アレと万が一戦う事があっても任務を達成するという意志と自信がある。それでも警備チームの多くを失うだろう。
怪物を倒すのは英雄である。
「投入タイミングは其方に従う。何時でも声を掛けてくれ」
オリバーはそう言うと指揮車両の外に出、車両から少し離れた場所にいた白い少女の所へと移動する。
「大丈夫か?」
「はい、もう落ち着きました。まさか、ドリームキャットをああも簡単に殺すなんて……」
白い少女は自分の使い魔である夢猫がやられた事に驚きを隠せないでいた。

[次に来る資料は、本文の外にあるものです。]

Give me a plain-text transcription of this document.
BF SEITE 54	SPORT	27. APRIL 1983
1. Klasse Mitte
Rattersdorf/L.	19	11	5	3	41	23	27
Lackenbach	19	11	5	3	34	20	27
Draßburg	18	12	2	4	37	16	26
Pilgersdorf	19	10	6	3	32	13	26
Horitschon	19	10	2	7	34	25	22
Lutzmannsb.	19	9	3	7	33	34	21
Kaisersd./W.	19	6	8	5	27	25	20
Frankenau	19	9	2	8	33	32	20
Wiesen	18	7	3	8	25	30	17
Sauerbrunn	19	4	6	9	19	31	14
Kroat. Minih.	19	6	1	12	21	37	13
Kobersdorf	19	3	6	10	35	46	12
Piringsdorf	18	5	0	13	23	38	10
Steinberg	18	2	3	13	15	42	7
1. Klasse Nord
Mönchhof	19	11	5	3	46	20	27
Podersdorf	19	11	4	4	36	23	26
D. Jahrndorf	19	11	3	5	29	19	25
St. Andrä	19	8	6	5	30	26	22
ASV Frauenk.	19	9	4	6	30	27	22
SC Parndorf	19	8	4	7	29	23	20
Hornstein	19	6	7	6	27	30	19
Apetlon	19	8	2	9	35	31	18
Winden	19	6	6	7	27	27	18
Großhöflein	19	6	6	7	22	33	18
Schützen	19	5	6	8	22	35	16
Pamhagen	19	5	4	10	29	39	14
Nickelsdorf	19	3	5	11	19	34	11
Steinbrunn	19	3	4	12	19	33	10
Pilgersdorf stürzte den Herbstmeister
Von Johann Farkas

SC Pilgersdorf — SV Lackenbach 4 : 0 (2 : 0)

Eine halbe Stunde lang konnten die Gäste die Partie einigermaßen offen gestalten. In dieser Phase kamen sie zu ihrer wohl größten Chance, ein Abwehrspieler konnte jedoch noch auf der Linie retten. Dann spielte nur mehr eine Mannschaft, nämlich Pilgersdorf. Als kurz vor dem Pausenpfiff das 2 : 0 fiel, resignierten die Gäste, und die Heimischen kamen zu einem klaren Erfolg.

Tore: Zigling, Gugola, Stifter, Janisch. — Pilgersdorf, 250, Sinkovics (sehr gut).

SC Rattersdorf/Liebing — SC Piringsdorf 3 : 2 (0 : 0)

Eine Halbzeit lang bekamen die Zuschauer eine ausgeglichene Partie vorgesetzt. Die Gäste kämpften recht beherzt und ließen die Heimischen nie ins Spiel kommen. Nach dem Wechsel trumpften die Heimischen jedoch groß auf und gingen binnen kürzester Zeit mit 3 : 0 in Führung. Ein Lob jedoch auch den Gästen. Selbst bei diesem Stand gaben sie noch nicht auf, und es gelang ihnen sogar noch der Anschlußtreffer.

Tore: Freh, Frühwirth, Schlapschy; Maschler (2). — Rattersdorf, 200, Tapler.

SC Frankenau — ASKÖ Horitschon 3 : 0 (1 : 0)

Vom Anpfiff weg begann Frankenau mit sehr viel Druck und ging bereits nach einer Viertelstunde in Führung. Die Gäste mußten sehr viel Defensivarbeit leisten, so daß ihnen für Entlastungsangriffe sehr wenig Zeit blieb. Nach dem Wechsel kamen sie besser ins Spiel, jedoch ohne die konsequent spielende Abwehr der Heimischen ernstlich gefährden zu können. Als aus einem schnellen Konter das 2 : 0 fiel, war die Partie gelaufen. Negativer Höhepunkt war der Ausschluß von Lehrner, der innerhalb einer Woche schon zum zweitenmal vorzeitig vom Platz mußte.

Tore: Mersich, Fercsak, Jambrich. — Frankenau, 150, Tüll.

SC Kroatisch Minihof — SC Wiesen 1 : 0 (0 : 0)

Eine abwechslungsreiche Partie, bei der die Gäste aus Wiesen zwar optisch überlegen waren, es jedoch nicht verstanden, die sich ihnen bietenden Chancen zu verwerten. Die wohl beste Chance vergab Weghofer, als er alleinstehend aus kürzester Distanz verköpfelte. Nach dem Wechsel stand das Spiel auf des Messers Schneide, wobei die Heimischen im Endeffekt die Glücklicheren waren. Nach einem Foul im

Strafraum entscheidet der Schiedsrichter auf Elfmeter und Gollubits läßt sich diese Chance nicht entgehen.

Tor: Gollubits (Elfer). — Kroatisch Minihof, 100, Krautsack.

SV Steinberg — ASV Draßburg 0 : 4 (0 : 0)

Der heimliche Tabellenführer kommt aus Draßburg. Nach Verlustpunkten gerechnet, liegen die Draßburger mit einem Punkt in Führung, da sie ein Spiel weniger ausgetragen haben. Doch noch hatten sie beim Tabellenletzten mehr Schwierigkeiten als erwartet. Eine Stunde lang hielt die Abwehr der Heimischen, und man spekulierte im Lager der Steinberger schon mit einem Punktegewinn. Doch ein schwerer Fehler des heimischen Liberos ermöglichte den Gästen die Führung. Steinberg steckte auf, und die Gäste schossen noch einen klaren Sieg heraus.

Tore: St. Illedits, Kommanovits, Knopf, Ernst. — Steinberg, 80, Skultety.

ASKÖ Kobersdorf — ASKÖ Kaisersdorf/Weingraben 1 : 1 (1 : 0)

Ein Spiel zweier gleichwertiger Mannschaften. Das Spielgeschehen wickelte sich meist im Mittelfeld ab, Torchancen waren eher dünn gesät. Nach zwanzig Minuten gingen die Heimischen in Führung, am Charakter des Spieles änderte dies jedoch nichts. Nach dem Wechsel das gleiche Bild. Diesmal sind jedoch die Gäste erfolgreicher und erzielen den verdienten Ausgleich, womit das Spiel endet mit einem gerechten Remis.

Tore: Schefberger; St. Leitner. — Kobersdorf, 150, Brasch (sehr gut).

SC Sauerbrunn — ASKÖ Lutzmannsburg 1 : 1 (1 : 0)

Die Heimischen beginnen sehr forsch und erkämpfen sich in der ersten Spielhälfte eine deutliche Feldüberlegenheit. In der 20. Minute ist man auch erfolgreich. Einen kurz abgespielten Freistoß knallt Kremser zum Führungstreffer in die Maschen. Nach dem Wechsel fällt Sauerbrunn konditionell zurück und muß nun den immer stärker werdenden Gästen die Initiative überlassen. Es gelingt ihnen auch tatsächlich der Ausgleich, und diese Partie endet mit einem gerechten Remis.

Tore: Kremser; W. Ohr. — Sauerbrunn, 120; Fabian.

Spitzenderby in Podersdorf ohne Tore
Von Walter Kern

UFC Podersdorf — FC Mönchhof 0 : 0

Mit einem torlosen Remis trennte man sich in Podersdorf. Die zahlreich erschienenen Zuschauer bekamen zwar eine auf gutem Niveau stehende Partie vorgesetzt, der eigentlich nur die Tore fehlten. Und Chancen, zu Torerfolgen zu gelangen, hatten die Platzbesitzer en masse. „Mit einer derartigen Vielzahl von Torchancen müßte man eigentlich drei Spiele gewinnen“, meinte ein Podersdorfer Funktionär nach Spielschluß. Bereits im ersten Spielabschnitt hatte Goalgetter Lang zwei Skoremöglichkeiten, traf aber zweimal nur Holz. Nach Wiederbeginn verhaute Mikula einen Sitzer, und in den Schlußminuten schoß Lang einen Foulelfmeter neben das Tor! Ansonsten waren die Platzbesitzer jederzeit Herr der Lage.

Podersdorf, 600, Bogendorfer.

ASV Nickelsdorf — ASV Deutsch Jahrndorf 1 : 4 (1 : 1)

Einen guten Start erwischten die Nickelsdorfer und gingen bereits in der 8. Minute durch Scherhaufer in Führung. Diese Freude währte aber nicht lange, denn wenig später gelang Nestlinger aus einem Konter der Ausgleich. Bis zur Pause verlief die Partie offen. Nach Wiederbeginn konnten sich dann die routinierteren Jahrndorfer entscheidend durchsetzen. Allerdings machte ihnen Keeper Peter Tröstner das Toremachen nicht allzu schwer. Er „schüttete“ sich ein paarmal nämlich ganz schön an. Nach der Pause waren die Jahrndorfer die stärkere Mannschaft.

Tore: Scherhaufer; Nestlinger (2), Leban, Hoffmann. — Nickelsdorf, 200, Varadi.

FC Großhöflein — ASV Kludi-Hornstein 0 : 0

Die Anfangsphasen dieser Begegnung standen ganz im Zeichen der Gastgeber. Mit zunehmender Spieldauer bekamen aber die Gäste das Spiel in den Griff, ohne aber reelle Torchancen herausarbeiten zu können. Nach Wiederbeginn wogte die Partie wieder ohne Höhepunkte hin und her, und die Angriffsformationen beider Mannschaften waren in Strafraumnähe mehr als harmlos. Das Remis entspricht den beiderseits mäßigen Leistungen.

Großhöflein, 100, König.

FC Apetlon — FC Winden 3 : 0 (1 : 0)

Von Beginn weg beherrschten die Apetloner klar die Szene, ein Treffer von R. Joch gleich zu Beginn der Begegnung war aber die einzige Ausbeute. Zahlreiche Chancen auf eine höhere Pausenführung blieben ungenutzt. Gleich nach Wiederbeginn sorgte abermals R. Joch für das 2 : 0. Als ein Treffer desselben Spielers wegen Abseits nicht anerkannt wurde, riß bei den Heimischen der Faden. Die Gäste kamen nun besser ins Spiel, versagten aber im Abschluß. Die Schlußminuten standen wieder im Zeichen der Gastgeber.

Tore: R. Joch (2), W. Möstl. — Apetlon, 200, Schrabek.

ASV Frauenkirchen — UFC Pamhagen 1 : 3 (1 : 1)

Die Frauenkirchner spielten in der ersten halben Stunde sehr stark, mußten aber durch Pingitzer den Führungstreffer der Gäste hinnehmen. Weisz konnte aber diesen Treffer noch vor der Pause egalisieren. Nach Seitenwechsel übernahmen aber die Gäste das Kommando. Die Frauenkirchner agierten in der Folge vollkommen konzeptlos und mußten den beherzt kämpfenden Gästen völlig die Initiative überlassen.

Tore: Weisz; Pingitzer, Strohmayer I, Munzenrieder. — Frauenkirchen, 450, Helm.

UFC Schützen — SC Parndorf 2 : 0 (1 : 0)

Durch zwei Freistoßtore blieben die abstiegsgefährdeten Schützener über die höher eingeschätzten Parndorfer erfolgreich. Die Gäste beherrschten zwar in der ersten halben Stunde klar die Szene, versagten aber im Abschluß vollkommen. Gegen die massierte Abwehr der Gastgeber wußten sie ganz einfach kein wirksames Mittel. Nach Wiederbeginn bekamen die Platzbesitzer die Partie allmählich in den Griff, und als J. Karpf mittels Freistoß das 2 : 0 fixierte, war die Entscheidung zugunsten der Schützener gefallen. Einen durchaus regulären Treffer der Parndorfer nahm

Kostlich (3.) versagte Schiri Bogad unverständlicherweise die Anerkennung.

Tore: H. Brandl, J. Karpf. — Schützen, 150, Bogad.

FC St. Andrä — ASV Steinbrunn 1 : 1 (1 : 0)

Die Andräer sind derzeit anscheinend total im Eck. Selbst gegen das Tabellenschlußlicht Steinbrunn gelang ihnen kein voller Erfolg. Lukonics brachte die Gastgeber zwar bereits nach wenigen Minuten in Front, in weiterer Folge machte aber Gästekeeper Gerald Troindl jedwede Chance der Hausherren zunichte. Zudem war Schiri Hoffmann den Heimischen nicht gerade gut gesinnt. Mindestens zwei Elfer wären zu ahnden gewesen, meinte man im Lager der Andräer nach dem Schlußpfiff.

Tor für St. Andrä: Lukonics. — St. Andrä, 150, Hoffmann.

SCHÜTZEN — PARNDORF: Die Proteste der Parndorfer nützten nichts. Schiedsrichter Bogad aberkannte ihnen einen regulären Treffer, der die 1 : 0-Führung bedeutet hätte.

術者と使い魔の間には少なからずの繋がりがあり、使い魔が害された場合に主へ僅かながらのフィードバックがあった。
「サマエルのキャリアが助けを求めた先は思いの外厄介だったようだ」
「あの冒険者を知っているのですか?」
師の僅かな感情を白い少女は察知するが、オリバーは首を振る。
「いいや、知らん。だが…………」
オリバーはそれ以上を口にしなかったが、そこに僅かな『期待』が込められているのを弟子は見た。